- Posting images that depict the victim of the enemies of America in actual circumstances and conditions is not to be accepted. (note, graphic un-retouched photo, deemed by most on the left as inappropriate for viewing.)
- Posting images that depict the body of a dead baby, being held aloft and being blamed on Americans is perfectly OK. (note, graphic un-retouched photo, deemed by most on the left as completely appropriate for viewing.)
- Posting an e-mail, from an unsubstantiated source, describing unverified divorce proceedings of a prominent Virginia couple, neither of which hold elected office, that is good. (note, the e-mail has been removed by the blogger, but it promises to return.)
Allow me to interrupt myself for a moment. It's been brought to my attention in the comments that I cannot substantiate nor verify that Ben's post regarding the e-mail was unsubstantiated and unverified. That is true I suppose, since Ben' does not mention anywhere in the post just how he substantiated and verified it. I now return you to the rest of this post.
- Posting, in the headline, a word that my mother would have smacked me for using is also good.
- Posting, again in the headline, another word that my mother would have smacked me for using, yep, you guessed it. That too is very good.
Yes, you can delete someone else's entirely truthful blog, yet leave such scurrilous accusations on your own blog and still proclaim yourself to be ethically superior to most of those on the right. (note, Waldo does retract the statement, but way down the page where it's less likely to be read. Personally, I would have placed the retraction in the original comment, but apparently I don't know as much about ethical blogging as Waldo.)

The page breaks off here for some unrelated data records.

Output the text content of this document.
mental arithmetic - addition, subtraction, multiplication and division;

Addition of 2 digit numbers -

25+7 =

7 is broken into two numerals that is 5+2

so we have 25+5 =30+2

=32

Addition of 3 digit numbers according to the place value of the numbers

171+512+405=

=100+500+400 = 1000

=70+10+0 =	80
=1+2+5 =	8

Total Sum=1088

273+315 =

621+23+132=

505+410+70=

- Posting an unsubstantiated conversation with an undisclosed person who relayed an unverifiable secondhand conversation they had on a plane about unsubstantiated allegations that a prominent Virginia politician had abused his ex-wife. That too is deemed to be perfectly alright ethically.
What I've learned from all this is that in Charlottesville ethics don't matter, aesthetics do.
Geesh... In the words of Jerry Fuhrman, just shoot me now.